• The Chicago Teachers Union wants to implement a test-to-return policy in CPS
  • Mayor Lori Lightfoot said the CTU was holding children’s learning 'hostage'
  • Other U.S. schools also shifted to remote learning this week

Chicago Public Schools (CPS) announced that classes are suspended again Friday as the district clashes with the teachers union over COVID-19 safety measures that the union wants to be stricter amid a surge in coronavirus cases across the country and around the world.

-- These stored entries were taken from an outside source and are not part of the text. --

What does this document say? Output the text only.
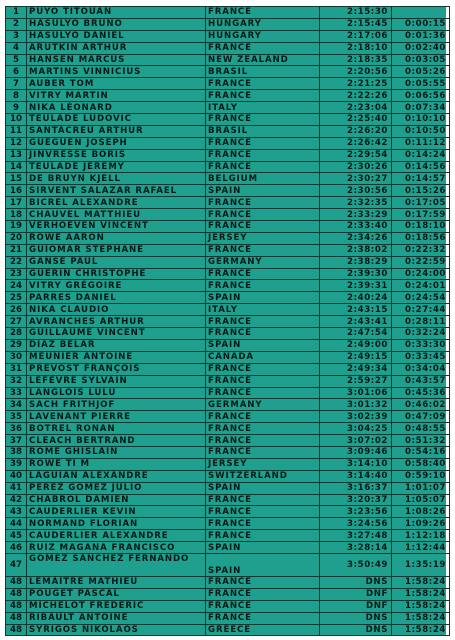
1	PUYO TITOUAN	FRANCE	2:15:30	
2	HASULYO BRUNO	HUNGARY	2:15:45	0:00:15
3	HASULYO DANIEL	HUNGARY	2:17:06	0:01:36
4	ARUTKIN ARTHUR	FRANCE	2:18:10	0:02:40
5	HANSEN MARCUS	NEW ZEALAND	2:18:35	0:03:05
6	MARTINS VINNICIUS	BRASIL	2:20:56	0:05:26
7	AUBER TOM	FRANCE	2:21:25	0:05:55
8	VITRY MARTIN	FRANCE	2:22:26	0:06:56
9	NIKA LÉONARD	ITALY	2:23:04	0:07:34
10	TEULADE LUDOVIC	FRANCE	2:25:40	0:10:10
11	SANTACREU ARTHUR	BRASIL	2:26:20	0:10:50
12	GUEGUEN JOSEPH	FRANCE	2:26:42	0:11:12
13	JINVRESSE BORIS	FRANCE	2:29:54	0:14:24
14	TEULADE JEREMY	FRANCE	2:30:26	0:14:56
15	DE BRUYN KJELL	BELGIUM	2:30:27	0:14:57
16	SIRVENT SALAZAR RAFAEL	SPAIN	2:30:56	0:15:26
17	BICREL ALEXANDRE	FRANCE	2:32:35	0:17:05
18	CHAUVEL MATTHIEU	FRANCE	2:33:29	0:17:59
19	VERHOEVEN VINCENT	FRANCE	2:33:40	0:18:10
20	ROWE AARON	JERSEY	2:34:26	0:18:56
21	GUIOMAR STÉPHANE	FRANCE	2:38:02	0:22:32
22	GANSE PAUL	GERMANY	2:38:29	0:22:59
23	GUERIN CHRISTOPHE	FRANCE	2:39:30	0:24:00
24	VITRY GRÉGOIRE	FRANCE	2:39:31	0:24:01
25	PARRES DANIEL	SPAIN	2:40:24	0:24:54
26	NIKA CLAUDIO	ITALY	2:43:15	0:27:44
27	AVRANCHES ARTHUR	FRANCE	2:43:41	0:28:11
28	GUILLAUME VINCENT	FRANCE	2:47:54	0:32:24
29	DIAZ BELAR	SPAIN	2:49:00	0:33:30
30	MEUNIER ANTOINE	CANADA	2:49:15	0:33:45
31	PREVOST FRANÇOIS	FRANCE	2:49:34	0:34:04
32	LEFEVRE SYLVAIN	FRANCE	2:59:27	0:43:57
33	LANGLOIS LULU	FRANCE	3:01:06	0:45:36
34	SACH FRITHJOF	GERMANY	3:01:32	0:46:02
35	LAVENANT PIERRE	FRANCE	3:02:39	0:47:09
36	BOTREL RONAN	FRANCE	3:04:25	0:48:55
37	CLEACH BERTRAND	FRANCE	3:07:02	0:51:32
38	ROME GHISLAIN	FRANCE	3:09:46	0:54:16
39	ROWE TI M	JERSEY	3:14:10	0:58:40
40	LAGUIAN ALEXANDRE	SWITZERLAND	3:14:40	0:59:10
41	PEREZ GOMEZ JULIO	SPAIN	3:16:37	1:01:07
42	CHABROL DAMIEN	FRANCE	3:20:37	1:05:07
43	CAUDERLIER KEVIN	FRANCE	3:23:56	1:08:26
44	NORMAND FLORIAN	FRANCE	3:24:56	1:09:26
45	CAUDERLIER ALEXANDRE	FRANCE	3:27:48	1:12:18
46	RUIZ MAGANA FRANCISCO	SPAIN	3:28:14	1:12:44
47	GOMEZ SANCHEZ FERNANDO	SPAIN	3:50:49	1:35:19
48	LEMAITRE MATHIEU	FRANCE	DNS	1:58:24
48	POUGET PASCAL	FRANCE	DNF	1:58:24
48	MICHELOT FRÉDÉRIC	FRANCE	DNF	1:58:24
48	RIBAULT ANTOINE	FRANCE	DNS	1:58:24
48	SYRIGOS NIKOLAOS	GREECE	DNS	1:58:24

Pedro Martinez, the director of CPS, said in a late Thursday statement that parents “should not plan to send your child to school unless your child’s principal tells you that students can come to school for in-person activities” for Friday. Martinez said the district is “working tirelessly to get everyone back in class every day.” He clarified that “a small number of schools” may allow for in-person classes if there are adequate staff members reporting for work Friday.

Friday’s no classes call marked the third consecutive day that CPS canceled classes as the Chicago Teachers Union (CTU) demands “staff, students, vendors, and volunteers” to provide a negative COVID-19 PCR test before attending in-person learning unless parents decide to opt out of the suggested policy.

CTU members voted to refuse reporting for in-person work Tuesday, which prompted the CPS to cancel classes Wednesday, the Chicago Tribune reported. The union said 73% of its members voted on switching to remote work over concerns that schools do not have adequate COVID-19 policies in place to prevent transmissions. The union added that it will only report for in-person learning if the city signs an agreement on “conditions of return” or if cases in the area see a substantial downtrend.

Mayor Lori Lightfoot warned late Tuesday that teachers who don’t report to work Wednesday will be put on a no-pay status. “There is no basis in the data, the science or common sense for us to shut an entire system down when we can surgically do this at a school level,” the mayor said.

During a Wednesday media briefing, Lightfoot also said he “will not allow [the Chicago Teachers Union] to take our children hostage,” arguing that it was “morally wrong” to demand that parents inform schools if they want their kids to get tested or not, Fox News reported.

Martinez, on the other hand, said CPS will “continue working with CTU to resolve this situation and will provide you with ongoing updates as the week continues.”

Other U.S. schools have also shifted to remote learning amid a surge in COVID-19 cases across the country, driven by the Omicron variant, NBC News reported.

Earlier this week, the Atlanta Public Schools said it will only hold virtual classes through Friday, while Milwaukee Public Schools said it is targeting a return to in-person learning next week after it started remote learning Tuesday. Newark’s school district in New Jersey is expecting to retain virtual learning until Jan. 14.

According to data from the city’s coronavirus dashboard, Chicago has logged a total of 453,224 confirmed COVID-19 cases since the pandemic started. The current daily average for deaths is high at 12, and the daily average also saw an 18% increase from the previous week. Hospitalizations in the city increased by 3% compared to the prior week, and the positivity rate spiked to 22.7% from last week’s average of 15.3%.